Autonomous vehicles with levels 1, 2, and 3 to an extent, are available in the market right now. Self-driving cars with level 1 autonomy can only perform one autonomous task at a time, such as adaptive cruise control and automatic lane keeping. Level 2 autonomous cars can perform at least two autonomous tasks at a time, which mostly include safety-related functions. Level 3 autonomous vehicles offer self-driving modes for a pre-defined set of driving functions, commonly in geo-fenced areas. Audi A8 and Tesla’s Autopilot are among the most popular examples of autonomy levels 3 and 2, respectively.
A mounting number of auto giants are investing heavily in making self-driving cars safer than ever. According to recent announcements by Tesla, it is set to roll out its “full self-driving” (FSD) capabilities by the end of 2019. Offering level 3 autonomous driving features such as hands-off control of the vehicle at medium speeds is on the company’s list of future plans.

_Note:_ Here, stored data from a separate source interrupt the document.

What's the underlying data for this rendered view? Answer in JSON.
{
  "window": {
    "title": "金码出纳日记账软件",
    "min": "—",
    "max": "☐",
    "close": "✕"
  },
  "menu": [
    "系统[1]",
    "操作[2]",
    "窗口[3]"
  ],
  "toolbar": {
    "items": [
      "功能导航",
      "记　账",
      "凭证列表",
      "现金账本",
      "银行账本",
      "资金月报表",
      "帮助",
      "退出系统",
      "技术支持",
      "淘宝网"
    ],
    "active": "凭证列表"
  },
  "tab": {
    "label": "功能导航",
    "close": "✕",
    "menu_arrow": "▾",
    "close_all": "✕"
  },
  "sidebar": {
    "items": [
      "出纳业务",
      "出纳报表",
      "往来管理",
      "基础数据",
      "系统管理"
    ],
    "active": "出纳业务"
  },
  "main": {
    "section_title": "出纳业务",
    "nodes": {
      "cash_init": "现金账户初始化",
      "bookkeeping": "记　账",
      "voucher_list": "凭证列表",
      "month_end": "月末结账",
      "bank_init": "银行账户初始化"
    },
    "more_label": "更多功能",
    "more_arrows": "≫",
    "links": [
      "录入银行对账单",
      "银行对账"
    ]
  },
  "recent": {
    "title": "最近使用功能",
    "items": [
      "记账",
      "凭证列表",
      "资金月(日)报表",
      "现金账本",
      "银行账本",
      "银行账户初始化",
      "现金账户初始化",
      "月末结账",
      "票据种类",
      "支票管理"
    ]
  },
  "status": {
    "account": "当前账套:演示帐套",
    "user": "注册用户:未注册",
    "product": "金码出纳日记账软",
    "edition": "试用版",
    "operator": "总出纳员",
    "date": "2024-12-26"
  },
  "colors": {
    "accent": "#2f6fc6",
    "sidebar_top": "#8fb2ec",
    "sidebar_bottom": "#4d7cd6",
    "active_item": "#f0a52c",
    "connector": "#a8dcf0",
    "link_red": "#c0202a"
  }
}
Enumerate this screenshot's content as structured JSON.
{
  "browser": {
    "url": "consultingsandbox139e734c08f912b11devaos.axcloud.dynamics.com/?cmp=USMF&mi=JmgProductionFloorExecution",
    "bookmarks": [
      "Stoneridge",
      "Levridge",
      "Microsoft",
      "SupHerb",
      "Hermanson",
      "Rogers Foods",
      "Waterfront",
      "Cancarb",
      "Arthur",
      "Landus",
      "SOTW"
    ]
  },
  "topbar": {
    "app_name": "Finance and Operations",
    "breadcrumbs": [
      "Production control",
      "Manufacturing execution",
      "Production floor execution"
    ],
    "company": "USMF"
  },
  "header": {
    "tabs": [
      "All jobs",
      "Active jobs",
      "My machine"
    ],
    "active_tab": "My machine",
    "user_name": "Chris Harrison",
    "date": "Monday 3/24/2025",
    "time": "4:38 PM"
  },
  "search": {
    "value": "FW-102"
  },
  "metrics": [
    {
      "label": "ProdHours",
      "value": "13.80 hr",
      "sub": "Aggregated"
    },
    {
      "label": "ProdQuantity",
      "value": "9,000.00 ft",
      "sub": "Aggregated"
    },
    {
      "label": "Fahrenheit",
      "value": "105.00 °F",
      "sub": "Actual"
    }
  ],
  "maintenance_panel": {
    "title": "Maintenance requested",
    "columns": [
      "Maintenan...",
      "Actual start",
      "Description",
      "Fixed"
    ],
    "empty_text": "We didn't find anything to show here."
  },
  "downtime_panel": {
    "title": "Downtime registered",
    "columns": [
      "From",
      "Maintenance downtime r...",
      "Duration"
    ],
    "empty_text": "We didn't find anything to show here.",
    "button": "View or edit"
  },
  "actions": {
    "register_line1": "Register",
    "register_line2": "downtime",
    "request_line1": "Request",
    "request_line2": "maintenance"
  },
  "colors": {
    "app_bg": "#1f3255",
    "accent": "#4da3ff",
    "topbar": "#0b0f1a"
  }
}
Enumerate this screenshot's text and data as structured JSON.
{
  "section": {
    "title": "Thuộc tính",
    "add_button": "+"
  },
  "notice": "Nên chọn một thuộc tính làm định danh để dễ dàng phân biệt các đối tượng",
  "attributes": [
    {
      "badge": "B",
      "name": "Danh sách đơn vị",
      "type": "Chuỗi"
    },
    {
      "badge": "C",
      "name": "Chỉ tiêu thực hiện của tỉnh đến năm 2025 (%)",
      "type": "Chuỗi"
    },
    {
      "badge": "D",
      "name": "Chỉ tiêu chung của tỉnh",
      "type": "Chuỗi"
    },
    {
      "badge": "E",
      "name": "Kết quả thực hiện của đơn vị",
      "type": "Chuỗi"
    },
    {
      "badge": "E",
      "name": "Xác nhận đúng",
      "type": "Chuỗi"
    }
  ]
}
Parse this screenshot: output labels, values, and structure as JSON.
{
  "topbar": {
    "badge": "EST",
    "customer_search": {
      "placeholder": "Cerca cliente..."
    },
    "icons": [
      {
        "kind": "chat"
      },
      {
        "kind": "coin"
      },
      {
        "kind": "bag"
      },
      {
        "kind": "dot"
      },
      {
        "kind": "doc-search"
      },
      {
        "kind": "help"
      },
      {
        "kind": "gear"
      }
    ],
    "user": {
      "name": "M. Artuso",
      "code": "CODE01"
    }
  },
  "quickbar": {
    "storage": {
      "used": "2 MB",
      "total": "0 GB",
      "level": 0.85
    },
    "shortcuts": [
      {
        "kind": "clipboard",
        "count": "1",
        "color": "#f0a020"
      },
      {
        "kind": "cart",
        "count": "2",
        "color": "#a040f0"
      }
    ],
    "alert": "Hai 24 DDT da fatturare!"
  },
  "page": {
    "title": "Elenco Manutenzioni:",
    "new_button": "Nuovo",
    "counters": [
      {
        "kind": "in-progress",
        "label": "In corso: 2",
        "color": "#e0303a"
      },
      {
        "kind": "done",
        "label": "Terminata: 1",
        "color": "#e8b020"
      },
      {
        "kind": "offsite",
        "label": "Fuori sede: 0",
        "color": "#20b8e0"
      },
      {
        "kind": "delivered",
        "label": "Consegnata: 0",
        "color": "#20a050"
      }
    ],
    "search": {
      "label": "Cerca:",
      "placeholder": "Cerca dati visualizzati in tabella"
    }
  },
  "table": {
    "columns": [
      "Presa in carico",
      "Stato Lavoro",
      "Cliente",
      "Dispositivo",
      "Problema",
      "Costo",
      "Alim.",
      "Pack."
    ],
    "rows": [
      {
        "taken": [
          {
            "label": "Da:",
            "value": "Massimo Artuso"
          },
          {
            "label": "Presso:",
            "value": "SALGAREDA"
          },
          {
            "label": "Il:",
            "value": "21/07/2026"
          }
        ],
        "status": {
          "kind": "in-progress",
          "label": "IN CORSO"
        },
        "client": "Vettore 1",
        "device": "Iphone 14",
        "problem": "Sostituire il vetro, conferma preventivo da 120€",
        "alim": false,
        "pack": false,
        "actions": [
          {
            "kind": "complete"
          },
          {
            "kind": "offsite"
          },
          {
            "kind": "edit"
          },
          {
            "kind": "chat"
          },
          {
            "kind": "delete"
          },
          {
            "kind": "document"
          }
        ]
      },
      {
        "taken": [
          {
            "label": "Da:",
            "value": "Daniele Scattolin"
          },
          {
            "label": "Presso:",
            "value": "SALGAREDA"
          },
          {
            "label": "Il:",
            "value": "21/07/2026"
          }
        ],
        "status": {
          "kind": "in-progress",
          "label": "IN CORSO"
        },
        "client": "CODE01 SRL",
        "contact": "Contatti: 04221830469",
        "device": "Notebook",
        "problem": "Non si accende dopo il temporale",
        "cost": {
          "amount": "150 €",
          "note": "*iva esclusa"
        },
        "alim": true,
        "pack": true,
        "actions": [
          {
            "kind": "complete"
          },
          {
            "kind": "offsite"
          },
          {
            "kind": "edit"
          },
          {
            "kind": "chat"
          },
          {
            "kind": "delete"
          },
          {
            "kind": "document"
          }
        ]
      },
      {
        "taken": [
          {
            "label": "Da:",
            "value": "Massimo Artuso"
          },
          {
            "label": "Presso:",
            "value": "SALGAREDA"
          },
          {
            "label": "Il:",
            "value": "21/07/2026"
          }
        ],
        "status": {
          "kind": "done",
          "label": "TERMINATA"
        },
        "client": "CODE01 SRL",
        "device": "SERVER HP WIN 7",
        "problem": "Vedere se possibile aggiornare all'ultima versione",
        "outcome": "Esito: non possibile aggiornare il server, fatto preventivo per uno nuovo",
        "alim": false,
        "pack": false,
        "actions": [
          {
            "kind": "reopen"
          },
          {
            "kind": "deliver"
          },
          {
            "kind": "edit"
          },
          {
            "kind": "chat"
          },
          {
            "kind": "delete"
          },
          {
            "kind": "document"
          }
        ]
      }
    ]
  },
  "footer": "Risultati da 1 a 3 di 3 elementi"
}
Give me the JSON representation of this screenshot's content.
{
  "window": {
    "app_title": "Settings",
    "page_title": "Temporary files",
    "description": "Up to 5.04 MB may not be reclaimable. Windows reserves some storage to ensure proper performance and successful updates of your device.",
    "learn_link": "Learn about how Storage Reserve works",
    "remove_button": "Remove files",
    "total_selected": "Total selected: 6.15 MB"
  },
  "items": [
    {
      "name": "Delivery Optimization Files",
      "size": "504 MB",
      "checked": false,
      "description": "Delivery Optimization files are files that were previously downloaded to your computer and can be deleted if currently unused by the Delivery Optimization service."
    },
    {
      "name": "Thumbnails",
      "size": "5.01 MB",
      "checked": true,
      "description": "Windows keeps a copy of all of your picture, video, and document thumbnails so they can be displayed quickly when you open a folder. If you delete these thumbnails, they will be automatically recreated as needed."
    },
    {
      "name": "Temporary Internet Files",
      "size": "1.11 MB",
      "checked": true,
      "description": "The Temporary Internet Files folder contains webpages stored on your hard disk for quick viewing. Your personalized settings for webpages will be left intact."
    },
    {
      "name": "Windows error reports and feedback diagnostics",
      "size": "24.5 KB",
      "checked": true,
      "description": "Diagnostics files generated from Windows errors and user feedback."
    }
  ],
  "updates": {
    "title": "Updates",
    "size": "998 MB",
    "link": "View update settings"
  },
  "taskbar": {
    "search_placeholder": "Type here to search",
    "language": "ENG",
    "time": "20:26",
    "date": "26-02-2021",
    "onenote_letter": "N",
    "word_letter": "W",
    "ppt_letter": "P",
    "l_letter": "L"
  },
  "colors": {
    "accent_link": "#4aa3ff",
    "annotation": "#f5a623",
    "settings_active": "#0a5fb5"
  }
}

Volkswagen also announced its plans to establishing its own subsidiary to boost the development of its level 4 autonomous vehicles including self-driving cargo and passenger versions of its minibus, the I.D. Buzz. Other global automotive companies in the race towards the future of fully autonomous vehicles include the collaboration between Mercedes and Daimler; Ford Motor Company through its joint venture with Argo AI; General Motors with its subsidiary GM Cruise; the consortium formed by General Motors, Bosch, Toyota, and Arm; and Google with its Waymo spinoff.
When will we have Fully Autonomous Cars?
Tech giants like Tesla and Google predicted in 2015 that we will see fully autonomous vehicles on roads by 2018. Many other automotive and technology companies such as Delphi, Nutonomy, and General Motors have announced to put a fully autonomous car into production in late 2019 or early 2020. Though fully autonomy in the automotive industry seems much closer today than ever, the timeline keeps shifting due to various technological and infrastructural roadblocks.
Recent advancements in technologies such as Artificial Intelligence (AI), Machine Learning (ML), Internet of Things (IoT), and other communication technologies have fueled the movement in fully autonomous vehicle testing landscape. However, the reality of autonomous driving still seems like a concept from the future. We are still away from a technologically strong infrastructure for level 5, fully autonomous vehicles that can completely ‘understand’ the complexity of road traffic management and detect several operational issues.
The incompetence of the state-of-the-art software integrated with today’s autonomous cars in taking the ultimate responsibility of safe and efficient driving is creating hurdles in making fully autonomous vehicles readily. Also, uncertainties about payback and the changing needs for cast-iron is further adding to the high cost of level 4 and 5 self-driving cars. Nevertheless, technological advancements have bolstered the transition from human-driven cars to fully-autonomous vehicles, notwithstanding the lack of clarity about regulatory and legal frameworks about driverless vehicles.
Though the future of fully autonomous vehicles seems far away from today, the automotive industry is leveraging advancements in cellular network technologies such as 5G with breakneck speeds. In the coming years, the convergence of the automotive industry with the IT and telecom industry is expected to fuel innovations to improve the safety and efficiency of the AI systems in fully autonomous vehicles, soon turning the future into reality.